Stony Brook University’s Sustainability Task Force created this green map to “better spread the word and inform people of all the wonderful programs and projects that are either already completed or currently underway” in that university area. The interactive maps has icons by topic such as Admin, Cultural Awareness, Decreases of Carbon Footprint, Energy Consumption, Transportation, etc which you can click on to include or remove from the map. It also lists specific green initiatives (showing the icon) and provides more information about these initiatives. You can mouse over icons on the map and see the topic and click on the link for more information.
Google maps allows users to create custom maps that can be shared with others. A library could create a map of their campus or community area, with icons representing topics or categories, and more information/links, to help guide people to green programs, projects and resources in their area. Any library doing something like this already?
Here is a video explain how to create My Map in Google Maps:
Visualize the US Energy Grid by NPR is a cool site! Did you know our U.S. electric grid is a complex network of independently owned and operated power plants and transmission lines. Click on various maps: the existing grids, sources of power, power plants, solar energy, wind power. So where you live, where is your energy coming from and what is the potential for alternatives?
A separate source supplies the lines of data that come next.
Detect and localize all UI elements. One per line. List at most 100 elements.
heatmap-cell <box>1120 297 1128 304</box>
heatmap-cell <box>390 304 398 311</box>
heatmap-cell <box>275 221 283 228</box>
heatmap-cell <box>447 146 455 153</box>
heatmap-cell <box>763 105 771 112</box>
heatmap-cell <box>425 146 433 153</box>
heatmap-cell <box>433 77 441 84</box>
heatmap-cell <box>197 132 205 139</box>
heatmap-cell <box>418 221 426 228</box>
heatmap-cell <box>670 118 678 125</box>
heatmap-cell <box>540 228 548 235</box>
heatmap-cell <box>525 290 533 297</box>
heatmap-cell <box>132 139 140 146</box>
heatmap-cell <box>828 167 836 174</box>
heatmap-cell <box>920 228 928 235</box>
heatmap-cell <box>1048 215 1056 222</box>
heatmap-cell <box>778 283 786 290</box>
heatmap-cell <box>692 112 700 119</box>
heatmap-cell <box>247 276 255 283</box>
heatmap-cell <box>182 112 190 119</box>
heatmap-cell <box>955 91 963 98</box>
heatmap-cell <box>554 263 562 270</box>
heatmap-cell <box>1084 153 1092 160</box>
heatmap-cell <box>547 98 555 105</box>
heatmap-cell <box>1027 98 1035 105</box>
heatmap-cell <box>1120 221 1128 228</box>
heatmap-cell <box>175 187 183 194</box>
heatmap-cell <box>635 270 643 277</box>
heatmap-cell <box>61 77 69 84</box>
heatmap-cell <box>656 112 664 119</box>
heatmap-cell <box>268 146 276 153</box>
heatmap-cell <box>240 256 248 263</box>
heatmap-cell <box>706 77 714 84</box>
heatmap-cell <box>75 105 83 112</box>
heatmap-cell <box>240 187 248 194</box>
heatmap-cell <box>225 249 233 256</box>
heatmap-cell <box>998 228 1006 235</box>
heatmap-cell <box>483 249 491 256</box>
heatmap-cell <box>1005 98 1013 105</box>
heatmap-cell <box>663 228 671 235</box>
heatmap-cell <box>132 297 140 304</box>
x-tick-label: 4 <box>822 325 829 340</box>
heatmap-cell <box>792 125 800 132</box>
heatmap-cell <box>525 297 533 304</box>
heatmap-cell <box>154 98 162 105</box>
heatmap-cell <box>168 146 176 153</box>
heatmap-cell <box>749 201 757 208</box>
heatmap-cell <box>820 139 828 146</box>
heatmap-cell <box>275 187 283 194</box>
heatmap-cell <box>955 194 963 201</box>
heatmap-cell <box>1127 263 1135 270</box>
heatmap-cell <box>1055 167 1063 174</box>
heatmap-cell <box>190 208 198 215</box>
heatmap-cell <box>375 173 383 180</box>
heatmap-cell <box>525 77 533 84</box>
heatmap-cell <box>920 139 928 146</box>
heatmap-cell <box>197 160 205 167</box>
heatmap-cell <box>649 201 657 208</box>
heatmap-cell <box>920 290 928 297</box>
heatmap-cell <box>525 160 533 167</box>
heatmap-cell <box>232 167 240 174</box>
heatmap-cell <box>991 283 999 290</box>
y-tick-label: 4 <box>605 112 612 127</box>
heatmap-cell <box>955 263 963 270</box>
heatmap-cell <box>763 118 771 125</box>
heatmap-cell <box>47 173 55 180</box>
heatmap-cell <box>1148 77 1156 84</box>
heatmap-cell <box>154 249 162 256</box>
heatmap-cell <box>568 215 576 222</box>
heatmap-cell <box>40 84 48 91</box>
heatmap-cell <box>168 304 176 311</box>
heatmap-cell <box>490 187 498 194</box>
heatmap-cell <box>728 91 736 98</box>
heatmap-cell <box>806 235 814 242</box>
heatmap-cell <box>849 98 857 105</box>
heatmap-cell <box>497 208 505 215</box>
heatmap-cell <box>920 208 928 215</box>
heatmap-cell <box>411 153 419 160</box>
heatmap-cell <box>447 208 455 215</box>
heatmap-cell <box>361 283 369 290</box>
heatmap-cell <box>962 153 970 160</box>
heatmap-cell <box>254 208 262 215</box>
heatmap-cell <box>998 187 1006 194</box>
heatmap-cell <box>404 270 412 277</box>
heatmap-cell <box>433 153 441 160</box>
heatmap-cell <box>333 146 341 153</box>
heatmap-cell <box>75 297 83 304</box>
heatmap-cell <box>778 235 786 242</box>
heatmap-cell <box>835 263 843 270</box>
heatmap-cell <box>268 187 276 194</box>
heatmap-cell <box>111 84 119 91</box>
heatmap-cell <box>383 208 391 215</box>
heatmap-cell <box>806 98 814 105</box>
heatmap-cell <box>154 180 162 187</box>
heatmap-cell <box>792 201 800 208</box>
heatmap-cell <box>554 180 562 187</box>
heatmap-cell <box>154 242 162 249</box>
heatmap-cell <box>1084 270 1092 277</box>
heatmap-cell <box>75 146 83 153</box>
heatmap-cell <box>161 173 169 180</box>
Theres a free app – Slick View – to be released in the next few days for smartphones that people can use to help document the oil spill’s effects on the coastline. It was created by the San Diego State University Visualization Center and Crisis Commons (an online community that uses technology to respond to crises). Users take pictures of the coast, the photo are sent back to SDSU with a time stamp and a GPS location attached. Then all the images are processed and pieced together to form a map of the coast along the Gulf of Mexico, which will be available to the public, showing the changes along the coast over time. (from the Chronicle of Higher Education)
NRDC’s map – Renewable Energy for America: harvesting the benefits of homegrown renewable energy – can be viewed by renewable energy type (biogas, cellulosic biomass, solar, and wind) The gradient shade will show potential for this type of energy down to county level. You can zoom in or zoom by state & zipcode. Icons depict locations or future locations of biodigesters, biofuels, and wind power. Clicking on the by state tab you can read summaries of various state’s profiles. Libraries can find out and inform their public as to potential renewable energy projects is in their area.
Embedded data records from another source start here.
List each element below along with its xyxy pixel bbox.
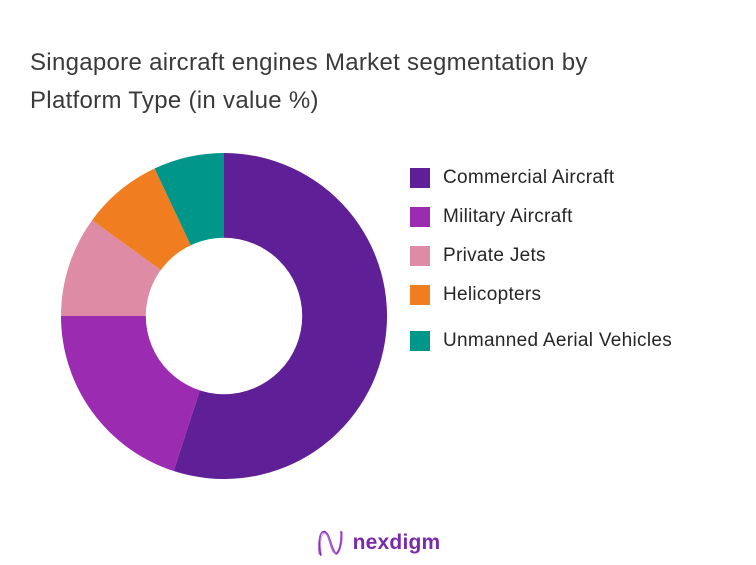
donut-chart	[61, 153, 388, 479]
nexdigm-logo-icon	[318, 530, 343, 556]
donut-hole	[145, 237, 303, 395]
legend-swatch	[410, 207, 430, 227]
legend-label: Unmanned Aerial Vehicles	[443, 330, 673, 351]
brand-name: nexdigm	[352, 531, 441, 554]
legend-swatch	[410, 246, 430, 266]
legend-swatch	[410, 285, 430, 305]
legend-swatch	[410, 168, 430, 188]
legend-item-helicopters: Helicopters	[410, 284, 672, 306]
legend-label: Commercial Aircraft	[443, 167, 615, 188]
chart-legend: Commercial Aircraft Military Aircraft Priv…	[410, 167, 672, 369]
legend-swatch	[410, 331, 430, 351]
legend-item-military-aircraft: Military Aircraft	[410, 206, 672, 228]
legend-label: Private Jets	[443, 245, 546, 266]
legend-item-private-jets: Private Jets	[410, 245, 672, 267]
brand-logo: nexdigm	[316, 527, 441, 559]
legend-item-unmanned-aerial-vehicles: Unmanned Aerial Vehicles	[410, 330, 672, 352]
legend-label: Military Aircraft	[443, 206, 573, 227]
donut-chart-svg	[61, 153, 388, 479]
chart-title: Singapore aircraft engines Market segmen…	[30, 49, 588, 114]
legend-label: Helicopters	[443, 284, 542, 305]
legend-item-commercial-aircraft: Commercial Aircraft	[410, 167, 672, 189]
Look into the idea of Urban Homesteading for your library and to educate your library patrons. It’s the idea that even in an urban setting you can be a bit of a farmer – from container gardening to having chickens – thus creating a better lifestyle for yourself and your family with local, in season, healthy and cheaper choices of food. California even has an Institute for Urban Homesteading who’s principals “preserve a slower, more intentional, more sustainable and more pleasurable way of life, rescue the lost arts of the garden, the kitchen and things done by hand and imbue everyday tasks with wonder and beauty.”
Perhaps a library could host local experts teaching workshops such as raising chickens in your backyard, beekeeping, canning, making yogurt, producing fruit and honey wines and cheese making.
Check out Fallen Fruit web site, which is attempting to map locations of public fruit in neighborhoods around the country(public fruit is fruit that overhangs sidewalks, parking lots, streets, etc.)
Looking for things green and loving maps, this post by ecogeek caught my attention: The Role of Green Maps in the Cleantech Revolution.
- Using Google maps, a British gas & energy group created this mashup which shows various smart metering projects that are currently being implemented all across Europe.
- San Francisco has a map that shows solar potential for roofs.
- The EPA created a map that works with Google Earth to shows potential for alternative energy in the US.
- There is even a Green Map web site to look up green locations and business worldwide.
- And, why not add yourself or your library to the See I’m Green map, search and find others worldwide who are also green-minded.